USA: “The carrier (SBC) plans to spend $4 billion by 2007 to wire 18 million homes f r the cutting-edge technology. The project, if successful, would turn SBC into one of the largest purveyors of IPTV in the world.”

Welcome to fantasy island. I can say this based on the history of SBC t0 deploy technology as promised.

Let’s put some facts on the table. In the 1990’s, Pacific Bell, Ameritech, SNET, and Southwestern Bell all had plans to rewire the 13 states with fiber optics — Pac Bell promised to spend $16 billion with 5 million households by 2000, SNET $4.5 billion, Ameritech would have 6 million households — and the total number of households to be wired in these 13 states was —- over 12 million lines by 2000!

And custmers paid for these networks through changes in
state deregulation — massive financial incentives were given
to the phone companies per state.

When SBC took over — merged with — Pac Bell, Ameritech, and SNET, SBC closed down every fiber optic plan. Trashed or sold off everything. There went thefiber optic future for 125 million people — 40% of the US!

But hope springs eternal, as part of the Ameritech-SBC Agreement in 1999, SBC stated it would spend $6 billion to rewire the states, known as “Project Pronto”—- Another flop. Never completed, much of the money unspent.

And now, SBC claims it will rewire and offer IPTV (which requires broadband based on fiber optic networks).

USA Today: “The carrier plans to spend $4 billion by 2007 to wire 18 million homes for the cutting-edge technology.”

Do the math — It’s simply ridiculous!

It comes out to 6 million homes a year — at a cost of —– $222.22 per household…. Please stop laughing.

Anyone acquainted with this business knows that it cost more than $222 per household to rewire, much less supply the technology needed for IPTV — which is new and has been deployed sporadically in other countries.

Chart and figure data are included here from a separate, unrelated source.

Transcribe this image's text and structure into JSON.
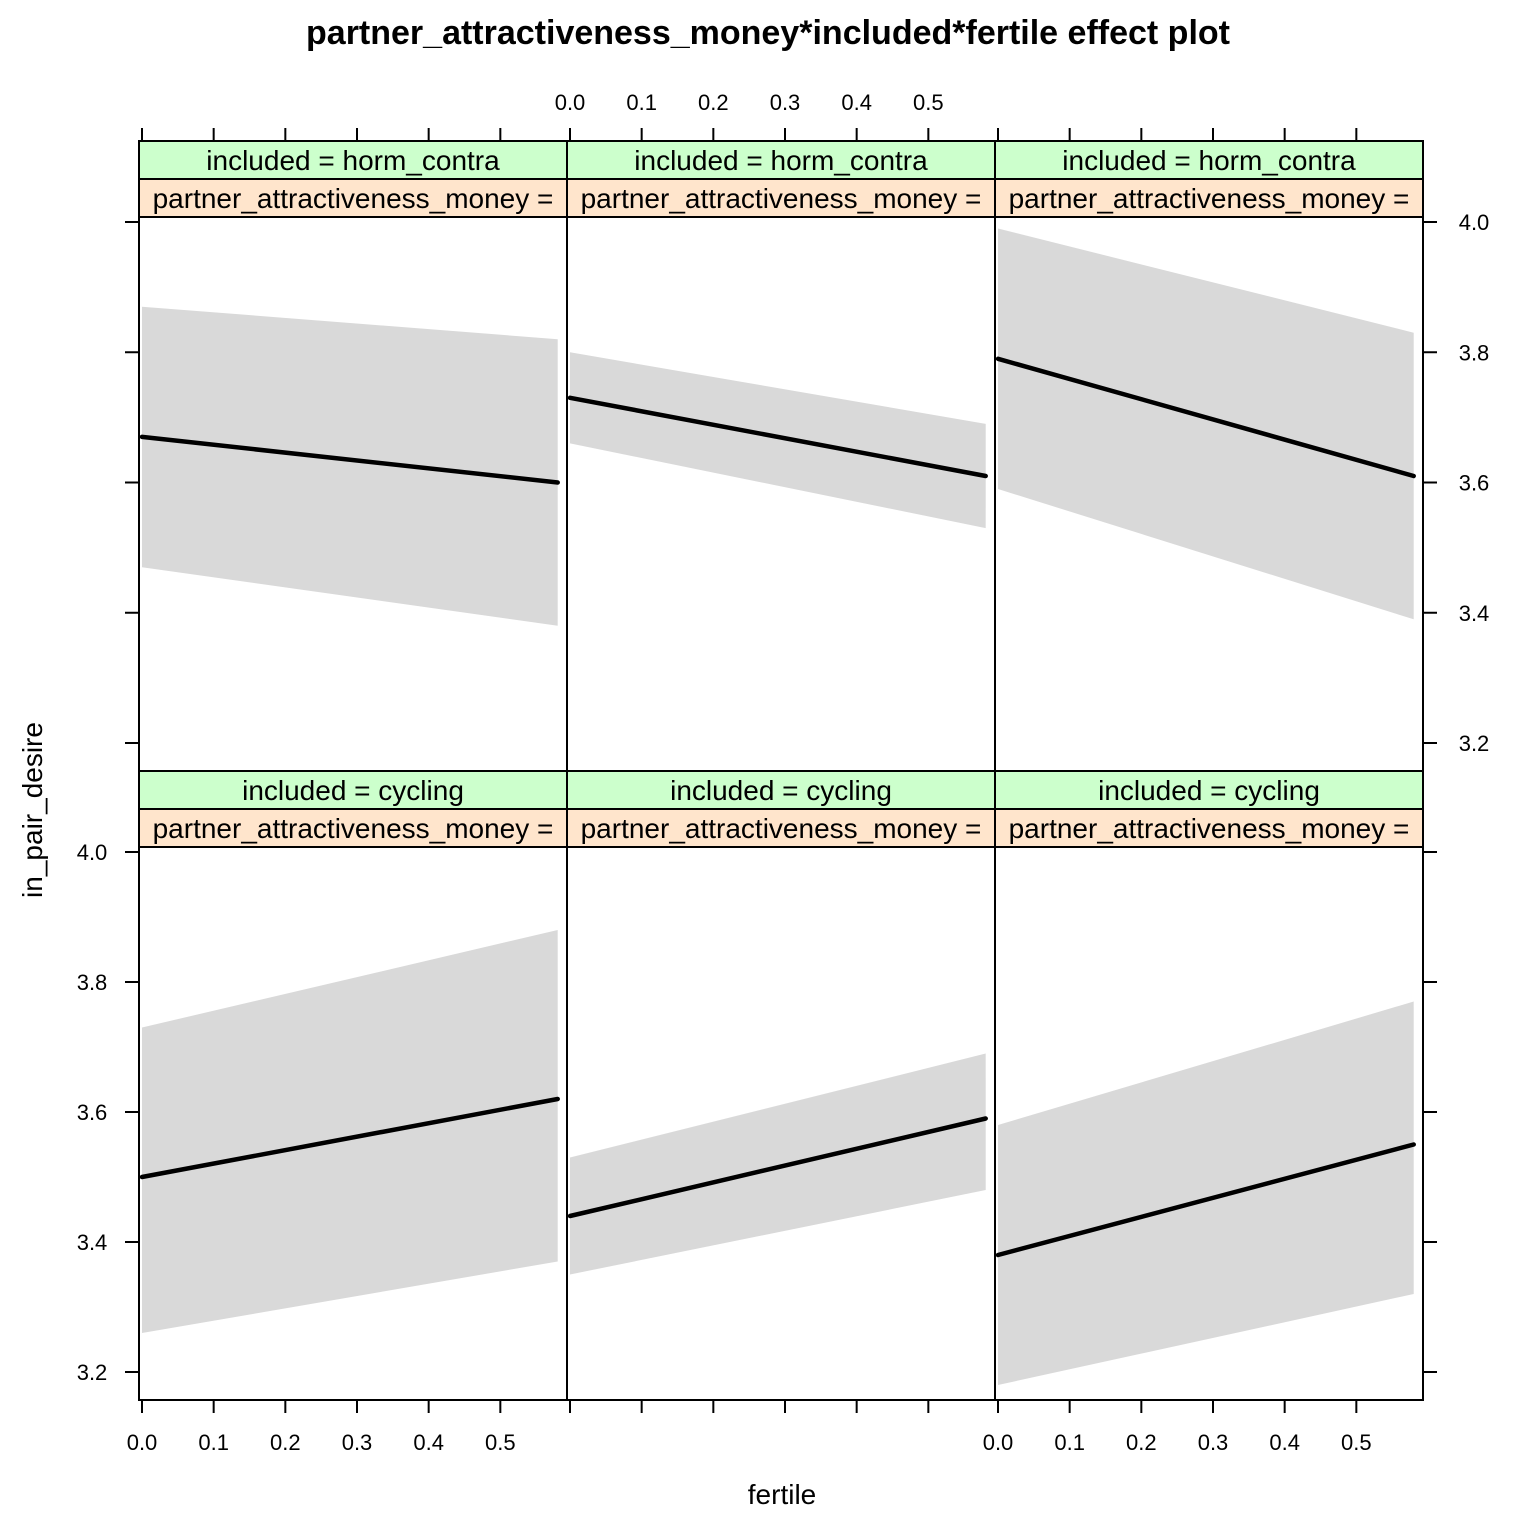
{
  "chart_data": {
    "type": "line",
    "title": "partner_attractiveness_money*included*fertile effect plot",
    "xlabel": "fertile",
    "ylabel": "in_pair_desire",
    "xlim": [
      0.0,
      0.6
    ],
    "ylim": [
      3.15,
      4.05
    ],
    "x_ticks": [
      0.0,
      0.1,
      0.2,
      0.3,
      0.4,
      0.5
    ],
    "x_tick_labels": [
      "0.0",
      "0.1",
      "0.2",
      "0.3",
      "0.4",
      "0.5"
    ],
    "y_ticks": [
      3.2,
      3.4,
      3.6,
      3.8,
      4.0
    ],
    "y_tick_labels": [
      "3.2",
      "3.4",
      "3.6",
      "3.8",
      "4.0"
    ],
    "colors": {
      "strip_included": "#ccffcc",
      "strip_partner": "#ffe5cc",
      "band": "#d9d9d9",
      "line": "#000000"
    },
    "panels": [
      {
        "row": 0,
        "col": 0,
        "strip_included": "included = horm_contra",
        "strip_partner": "partner_attractiveness_money =",
        "x": [
          0.0,
          0.58
        ],
        "fit": [
          3.67,
          3.6
        ],
        "lower": [
          3.47,
          3.38
        ],
        "upper": [
          3.87,
          3.82
        ]
      },
      {
        "row": 0,
        "col": 1,
        "strip_included": "included = horm_contra",
        "strip_partner": "partner_attractiveness_money =",
        "x": [
          0.0,
          0.58
        ],
        "fit": [
          3.73,
          3.61
        ],
        "lower": [
          3.66,
          3.53
        ],
        "upper": [
          3.8,
          3.69
        ]
      },
      {
        "row": 0,
        "col": 2,
        "strip_included": "included = horm_contra",
        "strip_partner": "partner_attractiveness_money =",
        "x": [
          0.0,
          0.58
        ],
        "fit": [
          3.79,
          3.61
        ],
        "lower": [
          3.59,
          3.39
        ],
        "upper": [
          3.99,
          3.83
        ]
      },
      {
        "row": 1,
        "col": 0,
        "strip_included": "included = cycling",
        "strip_partner": "partner_attractiveness_money =",
        "x": [
          0.0,
          0.58
        ],
        "fit": [
          3.5,
          3.62
        ],
        "lower": [
          3.26,
          3.37
        ],
        "upper": [
          3.73,
          3.88
        ]
      },
      {
        "row": 1,
        "col": 1,
        "strip_included": "included = cycling",
        "strip_partner": "partner_attractiveness_money =",
        "x": [
          0.0,
          0.58
        ],
        "fit": [
          3.44,
          3.59
        ],
        "lower": [
          3.35,
          3.48
        ],
        "upper": [
          3.53,
          3.69
        ]
      },
      {
        "row": 1,
        "col": 2,
        "strip_included": "included = cycling",
        "strip_partner": "partner_attractiveness_money =",
        "x": [
          0.0,
          0.58
        ],
        "fit": [
          3.38,
          3.55
        ],
        "lower": [
          3.18,
          3.32
        ],
        "upper": [
          3.58,
          3.77
        ]
      }
    ]
  }
}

USA Today writes: “Indeed, nobody knows how IPTV will behave once it is “scaled,” or rolled out, to millions of paying customers. One of the largest IPTV installations in the world is in China, and that one has only about 500,000 customers.”

And the real kicker — The stuff doesn’t work today, but they can make statements to show how SBC is delivering on broadband.

USA Today: “The wildcard is Microsoft. The tech giant is developing the operating system that will form the heart of SBC’s IPTV service - and it isn’t close to done. ….There’s also the question of whether the half-dozen or so vendors
supporting the project can get their hardware and software to mesh properly.
Getting it perfect right out of the box is critical.”

Around the country, the Bell companies are trying to block municipalities from rewiring or wifi-ing their cities. Trusting SBC and the other Bell companies to fulfill any of their public statements is a waste of time, and citizens should stand up to companies who will say anything to remove more
laws to make them more money and block competition.

Worse, SBC is planning on getting larger, now merging with AT&T.
Why hasn’t anyone investigated how the previous mergers
SBC-Ameritech-SNET-Southwestern Bell, raised rates and harmed broadband deployments and competition. SBC was supposed to be competing in 30 cities outside these regions with wireline competition — that never happened either.